2. Negativity I’ve internalized.

This one is a little trickier. This comes when I hear some sort of negativity or I even voice it myself. It might even come from some sort of expectation or standard that I don’t feel capable of meeting (hello, insecurities). But I don’t acknowledge it, like many of us, and instead, I internalize it. It becomes part of me without me even noticing. My fears dictate my thoughts. At least, in this instance. My fears of failing, disappointing myself, and not meeting some sort of expectation (either one I set or one set for me), all begin to control my thoughts and that turns into “everybody says…”, which isn’t good.

The everybody is just the negative little voice in my head that says I can’t do something, I won’t do something, or that I’ll fail at something.

And it’s a lot harder to fix.


Ultimately though, both of these situations have the same sort of fix. Or at least, I think they do.

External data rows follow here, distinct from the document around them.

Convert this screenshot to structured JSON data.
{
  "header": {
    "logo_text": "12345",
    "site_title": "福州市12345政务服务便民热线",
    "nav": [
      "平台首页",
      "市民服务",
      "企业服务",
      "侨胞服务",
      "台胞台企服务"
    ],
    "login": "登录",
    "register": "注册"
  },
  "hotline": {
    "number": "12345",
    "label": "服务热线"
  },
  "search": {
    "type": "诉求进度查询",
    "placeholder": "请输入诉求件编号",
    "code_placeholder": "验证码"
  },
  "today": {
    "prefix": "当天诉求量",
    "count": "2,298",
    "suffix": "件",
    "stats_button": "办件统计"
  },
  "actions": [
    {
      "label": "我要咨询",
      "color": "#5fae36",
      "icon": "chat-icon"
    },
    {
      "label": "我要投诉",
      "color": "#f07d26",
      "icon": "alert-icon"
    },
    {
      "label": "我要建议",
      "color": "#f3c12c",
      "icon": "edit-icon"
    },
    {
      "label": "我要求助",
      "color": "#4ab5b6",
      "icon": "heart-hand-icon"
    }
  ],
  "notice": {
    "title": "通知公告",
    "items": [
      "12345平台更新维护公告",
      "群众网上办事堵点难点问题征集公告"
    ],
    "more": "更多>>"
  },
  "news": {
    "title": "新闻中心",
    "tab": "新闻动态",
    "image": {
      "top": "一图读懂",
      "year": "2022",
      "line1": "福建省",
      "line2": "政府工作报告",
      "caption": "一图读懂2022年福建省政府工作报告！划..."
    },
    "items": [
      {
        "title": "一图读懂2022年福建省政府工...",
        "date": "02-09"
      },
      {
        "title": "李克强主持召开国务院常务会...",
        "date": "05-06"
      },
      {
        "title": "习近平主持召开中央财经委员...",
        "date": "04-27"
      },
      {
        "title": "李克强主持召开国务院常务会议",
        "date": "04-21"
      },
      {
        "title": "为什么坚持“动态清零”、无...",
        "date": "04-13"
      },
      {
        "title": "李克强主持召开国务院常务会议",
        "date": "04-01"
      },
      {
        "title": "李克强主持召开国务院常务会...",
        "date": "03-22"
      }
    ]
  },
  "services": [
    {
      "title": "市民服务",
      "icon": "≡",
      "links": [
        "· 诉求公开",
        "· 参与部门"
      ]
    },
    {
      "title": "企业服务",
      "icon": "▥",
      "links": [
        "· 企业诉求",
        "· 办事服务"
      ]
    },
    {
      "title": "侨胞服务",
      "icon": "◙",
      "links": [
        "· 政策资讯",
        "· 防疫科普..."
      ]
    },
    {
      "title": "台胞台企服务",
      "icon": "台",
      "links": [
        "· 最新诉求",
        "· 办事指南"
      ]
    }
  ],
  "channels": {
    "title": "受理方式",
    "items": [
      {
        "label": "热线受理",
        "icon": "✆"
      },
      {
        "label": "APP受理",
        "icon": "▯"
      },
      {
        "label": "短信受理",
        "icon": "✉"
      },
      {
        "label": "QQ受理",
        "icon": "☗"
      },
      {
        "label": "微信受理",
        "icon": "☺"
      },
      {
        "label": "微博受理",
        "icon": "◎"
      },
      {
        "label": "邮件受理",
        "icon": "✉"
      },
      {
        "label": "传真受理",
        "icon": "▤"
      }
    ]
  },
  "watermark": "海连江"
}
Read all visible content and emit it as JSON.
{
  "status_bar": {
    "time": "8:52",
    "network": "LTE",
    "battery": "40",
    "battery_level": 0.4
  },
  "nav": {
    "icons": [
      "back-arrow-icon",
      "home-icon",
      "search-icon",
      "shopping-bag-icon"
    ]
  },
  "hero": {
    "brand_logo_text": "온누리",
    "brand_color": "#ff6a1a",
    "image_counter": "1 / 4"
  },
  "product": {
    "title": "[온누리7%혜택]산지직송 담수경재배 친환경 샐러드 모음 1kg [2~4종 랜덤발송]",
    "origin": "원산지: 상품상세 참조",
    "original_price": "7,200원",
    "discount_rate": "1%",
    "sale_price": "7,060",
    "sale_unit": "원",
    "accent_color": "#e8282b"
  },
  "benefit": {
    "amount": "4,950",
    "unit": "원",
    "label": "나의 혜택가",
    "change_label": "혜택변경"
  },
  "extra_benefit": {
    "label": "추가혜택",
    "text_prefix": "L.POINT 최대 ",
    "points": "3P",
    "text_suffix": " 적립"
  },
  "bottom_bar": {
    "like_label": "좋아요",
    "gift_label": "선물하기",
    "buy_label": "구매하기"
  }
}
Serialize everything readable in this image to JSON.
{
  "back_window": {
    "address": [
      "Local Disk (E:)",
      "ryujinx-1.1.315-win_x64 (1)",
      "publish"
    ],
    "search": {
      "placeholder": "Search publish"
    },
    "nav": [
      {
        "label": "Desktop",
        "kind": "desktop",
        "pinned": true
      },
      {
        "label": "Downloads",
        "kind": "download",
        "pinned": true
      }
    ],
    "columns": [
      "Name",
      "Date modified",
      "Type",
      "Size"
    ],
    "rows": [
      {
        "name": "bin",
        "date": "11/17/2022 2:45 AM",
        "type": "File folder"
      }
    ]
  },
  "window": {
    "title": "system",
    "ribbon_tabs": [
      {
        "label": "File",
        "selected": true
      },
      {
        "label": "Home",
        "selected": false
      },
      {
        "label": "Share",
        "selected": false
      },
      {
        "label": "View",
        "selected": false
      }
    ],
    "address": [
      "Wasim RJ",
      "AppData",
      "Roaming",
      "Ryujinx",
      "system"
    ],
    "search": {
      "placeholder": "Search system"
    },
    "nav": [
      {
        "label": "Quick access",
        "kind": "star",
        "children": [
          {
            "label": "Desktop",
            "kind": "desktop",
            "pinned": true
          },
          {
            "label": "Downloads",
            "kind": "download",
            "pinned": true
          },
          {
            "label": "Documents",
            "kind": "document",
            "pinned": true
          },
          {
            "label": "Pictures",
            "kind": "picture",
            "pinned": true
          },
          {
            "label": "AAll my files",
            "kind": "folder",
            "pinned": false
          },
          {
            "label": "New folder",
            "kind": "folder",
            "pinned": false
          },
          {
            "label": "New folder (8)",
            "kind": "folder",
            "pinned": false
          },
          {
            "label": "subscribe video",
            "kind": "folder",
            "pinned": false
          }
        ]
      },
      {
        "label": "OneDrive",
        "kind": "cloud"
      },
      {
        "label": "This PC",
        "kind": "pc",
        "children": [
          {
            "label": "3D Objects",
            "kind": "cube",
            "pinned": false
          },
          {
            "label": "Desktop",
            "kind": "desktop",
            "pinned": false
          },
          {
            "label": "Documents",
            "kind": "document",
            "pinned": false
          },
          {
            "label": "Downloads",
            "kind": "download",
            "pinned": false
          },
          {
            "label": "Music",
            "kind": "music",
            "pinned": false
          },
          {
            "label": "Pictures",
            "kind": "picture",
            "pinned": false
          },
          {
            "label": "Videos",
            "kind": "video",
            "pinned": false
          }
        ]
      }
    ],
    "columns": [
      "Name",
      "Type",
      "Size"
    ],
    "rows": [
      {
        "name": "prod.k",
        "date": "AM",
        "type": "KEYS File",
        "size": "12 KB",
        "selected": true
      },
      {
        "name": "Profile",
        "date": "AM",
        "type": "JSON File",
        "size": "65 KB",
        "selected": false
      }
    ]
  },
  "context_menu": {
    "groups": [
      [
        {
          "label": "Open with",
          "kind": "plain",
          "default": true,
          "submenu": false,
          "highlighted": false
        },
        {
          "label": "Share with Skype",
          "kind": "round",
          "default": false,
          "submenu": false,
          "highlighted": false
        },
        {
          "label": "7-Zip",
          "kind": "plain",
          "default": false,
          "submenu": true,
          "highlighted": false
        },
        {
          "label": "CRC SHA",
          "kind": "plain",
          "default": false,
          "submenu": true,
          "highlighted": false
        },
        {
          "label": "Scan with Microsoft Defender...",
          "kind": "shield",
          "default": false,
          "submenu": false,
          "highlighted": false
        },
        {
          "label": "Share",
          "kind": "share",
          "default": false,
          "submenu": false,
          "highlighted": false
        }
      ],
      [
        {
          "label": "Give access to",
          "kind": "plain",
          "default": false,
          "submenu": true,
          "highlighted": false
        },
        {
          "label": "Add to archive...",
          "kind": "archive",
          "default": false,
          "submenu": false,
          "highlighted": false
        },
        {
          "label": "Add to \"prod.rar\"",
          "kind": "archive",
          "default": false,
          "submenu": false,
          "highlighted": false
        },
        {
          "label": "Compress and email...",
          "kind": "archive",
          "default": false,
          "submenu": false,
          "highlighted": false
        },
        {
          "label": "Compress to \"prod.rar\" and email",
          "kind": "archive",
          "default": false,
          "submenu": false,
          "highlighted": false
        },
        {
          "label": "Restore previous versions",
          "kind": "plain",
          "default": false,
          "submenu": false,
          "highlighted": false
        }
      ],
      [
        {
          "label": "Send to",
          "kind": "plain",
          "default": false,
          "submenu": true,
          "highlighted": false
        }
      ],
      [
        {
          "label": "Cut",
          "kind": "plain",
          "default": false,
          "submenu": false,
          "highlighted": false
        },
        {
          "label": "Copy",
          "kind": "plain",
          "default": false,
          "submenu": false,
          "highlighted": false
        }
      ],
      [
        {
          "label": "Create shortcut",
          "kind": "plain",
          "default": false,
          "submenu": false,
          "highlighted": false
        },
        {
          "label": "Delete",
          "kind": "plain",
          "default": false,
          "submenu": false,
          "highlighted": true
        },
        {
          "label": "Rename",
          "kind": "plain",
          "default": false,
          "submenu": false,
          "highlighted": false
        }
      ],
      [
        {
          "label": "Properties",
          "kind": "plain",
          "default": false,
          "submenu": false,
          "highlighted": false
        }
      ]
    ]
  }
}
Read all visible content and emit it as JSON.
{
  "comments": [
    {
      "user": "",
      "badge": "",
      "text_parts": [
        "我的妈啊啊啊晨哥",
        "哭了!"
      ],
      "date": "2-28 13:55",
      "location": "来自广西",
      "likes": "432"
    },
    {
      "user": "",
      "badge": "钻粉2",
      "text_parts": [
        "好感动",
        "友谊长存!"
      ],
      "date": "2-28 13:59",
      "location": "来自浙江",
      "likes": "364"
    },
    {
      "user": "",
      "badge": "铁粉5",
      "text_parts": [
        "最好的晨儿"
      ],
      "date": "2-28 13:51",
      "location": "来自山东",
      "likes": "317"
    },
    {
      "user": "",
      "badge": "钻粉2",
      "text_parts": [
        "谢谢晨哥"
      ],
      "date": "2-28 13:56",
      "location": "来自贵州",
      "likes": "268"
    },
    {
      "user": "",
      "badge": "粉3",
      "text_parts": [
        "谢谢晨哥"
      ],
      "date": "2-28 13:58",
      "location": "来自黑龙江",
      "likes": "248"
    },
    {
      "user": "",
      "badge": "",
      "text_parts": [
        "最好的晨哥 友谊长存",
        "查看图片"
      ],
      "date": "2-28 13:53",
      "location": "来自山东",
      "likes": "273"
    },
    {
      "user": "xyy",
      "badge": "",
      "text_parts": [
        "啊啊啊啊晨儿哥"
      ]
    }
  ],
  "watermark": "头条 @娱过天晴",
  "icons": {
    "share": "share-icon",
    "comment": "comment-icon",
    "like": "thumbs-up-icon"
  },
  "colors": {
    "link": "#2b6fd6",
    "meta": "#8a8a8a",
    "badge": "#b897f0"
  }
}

We have to re-frame our thoughts.

So let’s say you find yourself in this situation. Maybe you catch yourself saying out loud that everybody thinks it’s weird that you do something or that everybody hates that shirt. That’s good, because you’ve already done that first step (which is most important). You’ve recognized the problem.

If you haven’t caught yourself doing this, it could be good or bad. My suggestion is to bring a little bit more awareness to what’s coming out of your mouth. Most of us speak without paying much attention to the words that are actually coming out of our mouths so bringing a little bit more awareness to this aspect of our life isn’t worthless if you find out you don’t do this. You could be doing something else!

Okay, so you recognized your problem. Now what?

The easy-ish part. Changing your language. As you catch yourself saying, “everybody says” first mentally take a note of what that everybody is. Is it someone you know? Someone you heard on TV once who had some credibility so their word is more important? Or is it you? If you can’t identify it, try your best to remember the situation for later.

Great! You’ve identified who the everybody is. If you use this phrase a lot, like I did, it can mean months of just spending time identifying who the everybody is. Eventually though, you’ll figure all your situations out and you’ll figure out how much of it really stems from you.

The next step is a little more intricate. We change our actual language. This means that we rephrase. At first, when we aren’t so good at thinking before speaking we have to backtrack. We say “everybody” and follow it up with, “well, not everybody. It’s blank” or “well, not everybody. I just think that…”

As a bonus, these “I statements” help us understand more about ourselves.

Then comes the hard part.

We change the thoughts behind the words. Of course, without changing our spoken words we cannot change our thoughts which is why this part is last. Everything before it brings awareness to our mind. But eventually, we have to bite the bullet and work on our mind.

We have to kill the “everybody”.

How?

I’ll let you know when I figure it out. But all jokes aside, there’s a very simple answer. We let go of other’s judgments and we learn to let ourselves off the hooks. We take time to readjust and mold our mental space. We need to love ourselves. We need to lower our threshold for personal disappointment. We need to have the ability to hold ourselves accountable but more importantly to let ourselves fail without mental consequence.

And those are only some of the steps necessary to get rid of the everybody.

man walking on floor
Photo by Umberto Shaw on Pexels.com

I’ve said it before and I’ll say it again. We have to be gentle with ourselves. We aren’t rocks. We aren’t perfect. We can’t take beatings from anyone, let alone ourselves, every day and be okay. We have got to be kind to ourselves.

When we are, we’ll be able to crush that everybody.

And when that happens, a whole sequence of events gets kicked off.

So take the risk. Start analyzing yourself a little more. Pay attention to your words. Pay attention to the negativity in you, we all have some. Learn from it and squash it. No one needs to be held back by the “everybody” inside you. No one.